Over the long term, the best choices are normally the about common formats, especially if they are ratified international standards. Given the cost of storage present, it'due south not worth converting files to more efficient, space-saving formats, because this takes time and may involve some loss of quality. I'thou leaving my jpg and png images, mp3 music, avi videos and other files in their original formats.
I'm converting some videos that were in less popular formats – such as wmv, mov, flv and rm – to mp4 with the H.264 codec, which is supported by processors (Intel Quick Sync Video) and virtually graphics cards.
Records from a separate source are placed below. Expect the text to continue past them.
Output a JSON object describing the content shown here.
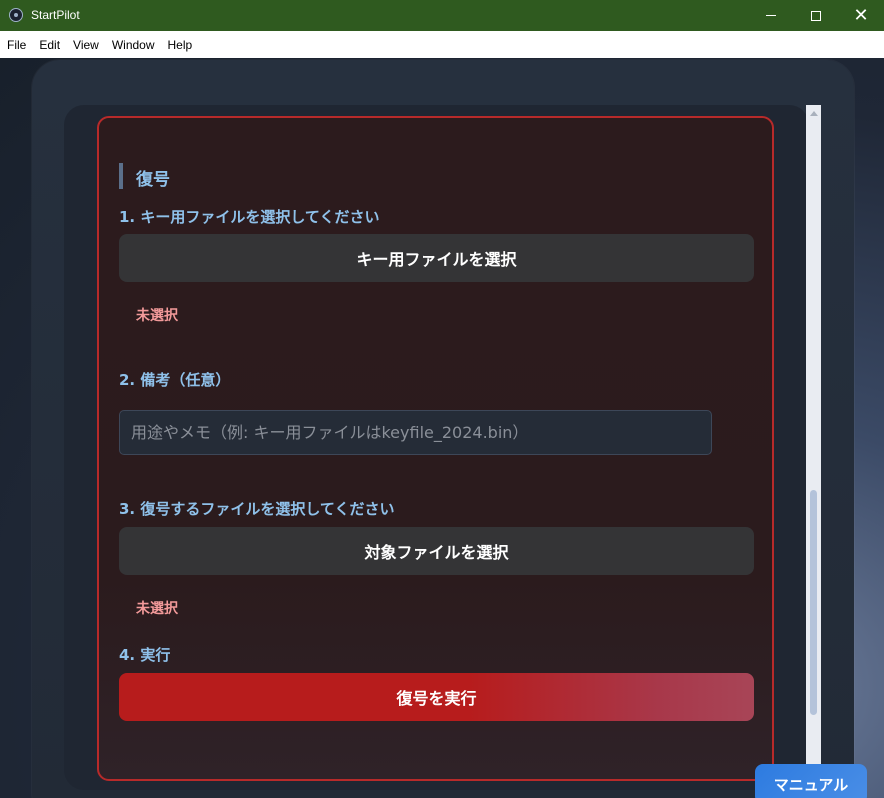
{
  "window": {
    "title": "StartPilot",
    "minimize_icon": "minimize-icon",
    "maximize_icon": "maximize-icon",
    "close_glyph": "✕"
  },
  "menubar": {
    "items": [
      "File",
      "Edit",
      "View",
      "Window",
      "Help"
    ]
  },
  "decrypt": {
    "section_title": "復号",
    "step1_label": "1. キー用ファイルを選択してください",
    "key_button": "キー用ファイルを選択",
    "key_status": "未選択",
    "step2_label": "2. 備考（任意）",
    "note_placeholder": "用途やメモ（例: キー用ファイルはkeyfile_2024.bin）",
    "note_value": "",
    "step3_label": "3. 復号するファイルを選択してください",
    "target_button": "対象ファイルを選択",
    "target_status": "未選択",
    "step4_label": "4. 実行",
    "execute_button": "復号を実行"
  },
  "manual_button": "マニュアル",
  "colors": {
    "titlebar": "#2f5a1f",
    "card_border": "#b72a2a",
    "accent_text": "#8fc1ea",
    "status_text": "#f39a9a",
    "execute": "#b71c1c",
    "manual": "#2d7be0"
  }
}
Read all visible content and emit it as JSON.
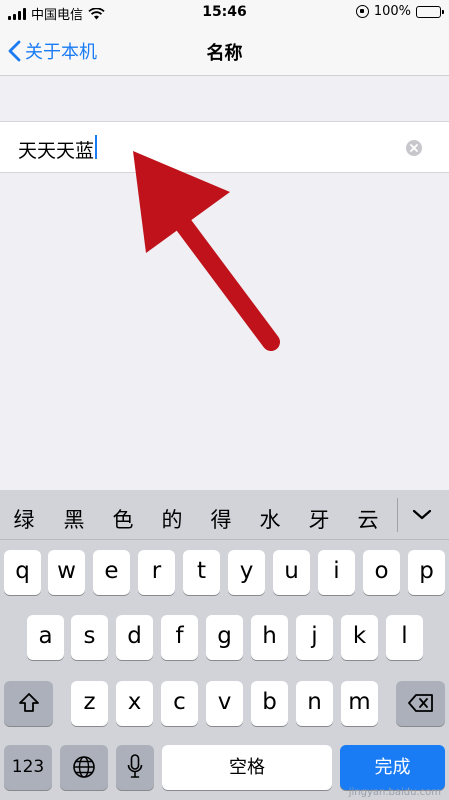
{
  "status_bar": {
    "carrier": "中国电信",
    "time": "15:46",
    "battery": "100%",
    "battery_level": 1.0
  },
  "nav": {
    "back_label": "关于本机",
    "title": "名称"
  },
  "field": {
    "value": "天天天蓝"
  },
  "keyboard": {
    "candidates": [
      "绿",
      "黑",
      "色",
      "的",
      "得",
      "水",
      "牙",
      "云"
    ],
    "row1": [
      "q",
      "w",
      "e",
      "r",
      "t",
      "y",
      "u",
      "i",
      "o",
      "p"
    ],
    "row2": [
      "a",
      "s",
      "d",
      "f",
      "g",
      "h",
      "j",
      "k",
      "l"
    ],
    "row3": [
      "z",
      "x",
      "c",
      "v",
      "b",
      "n",
      "m"
    ],
    "numbers_label": "123",
    "space_label": "空格",
    "done_label": "完成"
  },
  "watermark": "jingyan.baidu.com",
  "colors": {
    "accent": "#1a7cf5",
    "arrow": "#c0121a"
  }
}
Programs such equally Wonderfox'southward Hd Video Converter Factory brand this very easy to do. You tin also reprocess old videos to remove colour casts, brand them expect sharper, correct faulty aspect ratios and "upscale" their resolution, though the results from my erstwhile VHS-C video camera volition never await skilful by today's standards.
Even DVD-quality movies are rarely worth the endeavor, unless they are of holidays, weddings, or your kids' birthday parties. DVDs have a resolution of 720 ten 480 pixels (American NTSC) or 720 x 540 (United kingdom PAL). Today, we live in a 1080p earth (1920 x 1080 pixels) on the mode to 4K (3840 x 2160). You tin probably watch the same videos in much higher quality on Netflix, Amazon Prime, BritBox, YouTube or some other streaming service.